Even for Haruomi Hosono, Urban Dance is a rare bird. Let me step back. After listening to Friends of Earth and Love, Peace, and Trance I may be incorrect. Urban Dance’s self-titled debut is a rare bird for Japanese electronic music. Produced by Haruomi Hosono, Urban Dance was the rare slice of Japanese music that drew inspiration from a harder edge sound: EBM (electro body music).
Urban Dance were a trio led by Shinobu Narita of influential Japanese minimal wave act 4-D, Kengo Koyama who would later play a brilliant role as bass player for Hiroki Okano’s early haunting electronic ambient music, and Koichi Matsumoto who would later set off into the remix artist world. Joining them along for the ride was Haruomi Hosono as producer. What clues you into the off-kilter sound heard in Urban Dance might just be the record label this album was released under.
Released on the Non-Standard label, 1985’s Urban Dance joined Harry’s playground label for fascinating genre experiments. Under his own name and FOE, Harry would use Non-Standard to release electro workouts that hinted at a growing personal interest in urban American dance music. Working with French group Mikado or Miharu Koshi, Harry was able to try his hand at leftfield, Italian disco and Gallic pop. The release of Pizzicato V’s indie J-Pop simply being another cherry on top of Harry’s wandering tastes.

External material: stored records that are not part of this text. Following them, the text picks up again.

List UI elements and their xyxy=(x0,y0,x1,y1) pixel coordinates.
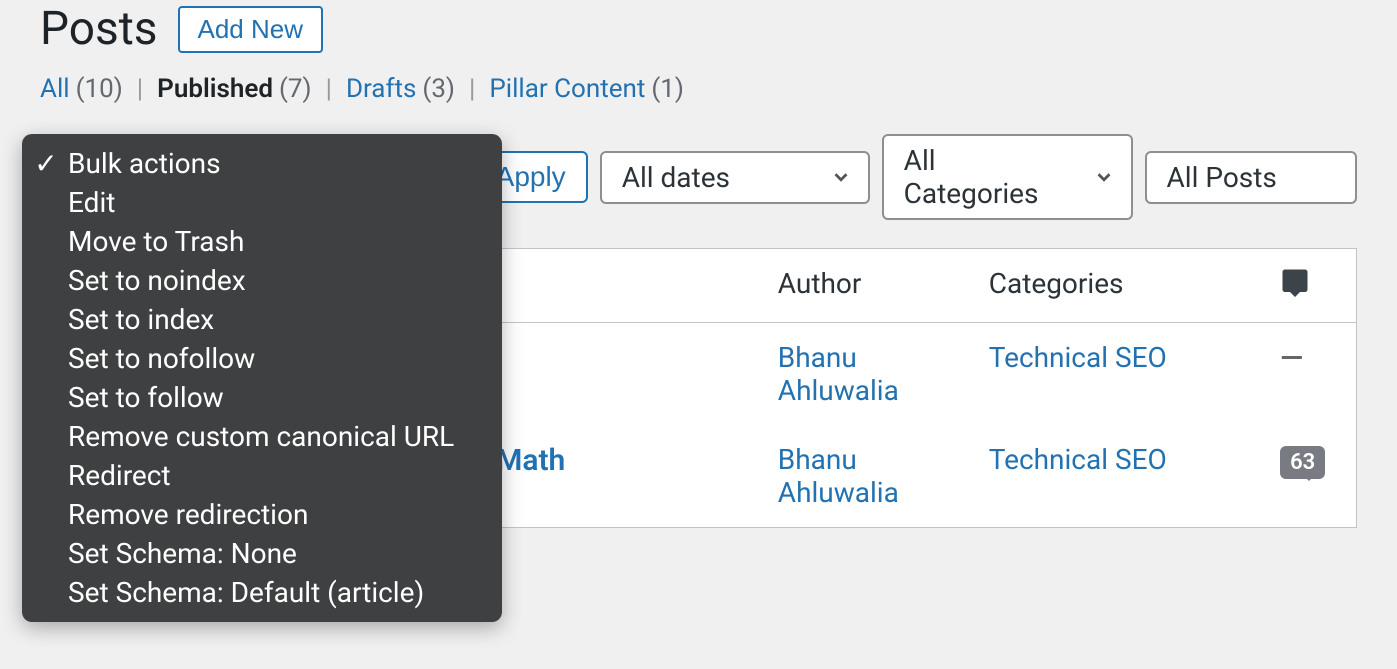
bulk-action-label: Set to noindex xyxy=(68,264,246,297)
filter-published[interactable]: Published xyxy=(157,74,273,104)
bulk-action-label: Bulk actions xyxy=(68,147,221,180)
author-link[interactable]: Bhanu Ahluwalia xyxy=(778,341,899,407)
bulk-actions-dropdown: ✓ Bulk actions Edit Move to Trash Set to… xyxy=(22,134,502,622)
column-categories[interactable]: Categories xyxy=(975,249,1266,323)
filter-pillar-count: (1) xyxy=(651,74,684,104)
filter-separator: | xyxy=(326,74,332,104)
filter-drafts-count: (3) xyxy=(422,74,455,104)
categories-filter-select[interactable]: All Categories xyxy=(882,134,1133,220)
author-link[interactable]: Bhanu Ahluwalia xyxy=(778,443,899,509)
filter-pillar[interactable]: Pillar Content xyxy=(489,74,645,104)
bulk-action-move-to-trash[interactable]: Move to Trash xyxy=(22,222,502,261)
bulk-action-label: Remove custom canonical URL xyxy=(68,420,454,453)
filter-separator: | xyxy=(137,74,143,104)
category-link[interactable]: Technical SEO xyxy=(989,341,1167,374)
filter-separator: | xyxy=(469,74,475,104)
filter-published-count: (7) xyxy=(279,74,312,104)
bulk-action-set-nofollow[interactable]: Set to nofollow xyxy=(22,339,502,378)
bulk-action-set-index[interactable]: Set to index xyxy=(22,300,502,339)
chevron-down-icon xyxy=(1093,166,1115,188)
bulk-action-redirect[interactable]: Redirect xyxy=(22,456,502,495)
bulk-action-label: Set to nofollow xyxy=(68,342,255,375)
add-new-button[interactable]: Add New xyxy=(178,6,324,53)
check-icon: ✓ xyxy=(34,147,58,180)
bulk-action-remove-canonical[interactable]: Remove custom canonical URL xyxy=(22,417,502,456)
comments-count: — xyxy=(1280,341,1303,376)
bulk-action-label: Redirect xyxy=(68,459,171,492)
bulk-action-label: Set Schema: Default (article) xyxy=(68,576,424,609)
dates-filter-label: All dates xyxy=(622,161,730,194)
categories-filter-label: All Categories xyxy=(904,144,1063,210)
comments-count-bubble[interactable]: 63 xyxy=(1280,446,1325,479)
status-filter-links: All (10) | Published (7) | Drafts (3) | … xyxy=(40,74,1357,104)
posts-filter-label: All Posts xyxy=(1167,161,1277,194)
dates-filter-select[interactable]: All dates xyxy=(600,151,870,204)
bulk-action-label: Set Schema: None xyxy=(68,537,297,570)
filter-all[interactable]: All xyxy=(40,74,70,104)
bulk-action-edit[interactable]: Edit xyxy=(22,183,502,222)
bulk-action-label: Remove redirection xyxy=(68,498,308,531)
bulk-action-label: Move to Trash xyxy=(68,225,244,258)
bulk-action-remove-redirection[interactable]: Remove redirection xyxy=(22,495,502,534)
bulk-action-schema-default[interactable]: Set Schema: Default (article) xyxy=(22,573,502,612)
page-title: Posts xyxy=(40,2,158,56)
bulk-action-set-follow[interactable]: Set to follow xyxy=(22,378,502,417)
column-comments[interactable] xyxy=(1266,249,1356,323)
bulk-action-schema-none[interactable]: Set Schema: None xyxy=(22,534,502,573)
column-author[interactable]: Author xyxy=(764,249,975,323)
posts-filter-select[interactable]: All Posts xyxy=(1145,151,1357,204)
filter-drafts[interactable]: Drafts xyxy=(346,74,416,104)
bulk-action-set-noindex[interactable]: Set to noindex xyxy=(22,261,502,300)
chevron-down-icon xyxy=(830,166,852,188)
category-link[interactable]: Technical SEO xyxy=(989,443,1167,476)
filter-all-count: (10) xyxy=(76,74,123,104)
bulk-action-label: Set to follow xyxy=(68,381,224,414)
bulk-action-bulk-actions[interactable]: ✓ Bulk actions xyxy=(22,144,502,183)
comment-icon xyxy=(1280,267,1310,297)
bulk-action-label: Set to index xyxy=(68,303,214,336)
bulk-action-label: Edit xyxy=(68,186,115,219)
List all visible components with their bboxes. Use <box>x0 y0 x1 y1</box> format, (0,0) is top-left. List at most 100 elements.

What was different about Urban Dance was how much harder it repped the house sound, compared to the rest of the label. This was music influenced by the second-wave of electronic dance music.
Urban Dance was arranged like a particularly raw Afrika Bambaataa record. Haruomi Hosono appearing to be pushed by the trio assume the role of Arthur Baker, dedicating himself to booming every drum and bass with as much force as possible. Drawing direct lines from the music of Die Krupps or D.A.F. into places where it could slot into the new, Japanese music, Urban Dance tried to prove that this generation/could could get heavy, in this way. Largely sample and drum machine driven, the opener “Why” and A-side cut “Ceramic Love” propels you directly into the thick of this sound.
Aiming for the booty rather than the earspace, Urban Dance still works as killer dancefloor material. Rather than stick with pure EBM, Urban Dance wisely rolls in dancehall, exotica, and even early house music. “Subete Wa Himitsu No Yoru” and “Dreamer” serve as brilliant sojourns to hazier places that tweak the EBM formula into not so obvious ways. By the time you get to their wicked reimagining of Haruomi Hosono’s “Non-Standard Music” from S-F-X one can appreciate their transformation of that track from heady synth funk to even headier electro dance music. Haruomi wanted them to go hard and in Urban Dance they made sure not to hold anything back.
Still fresh after all these years, Urban Dance deserves better than its forgotten place in Hosono history.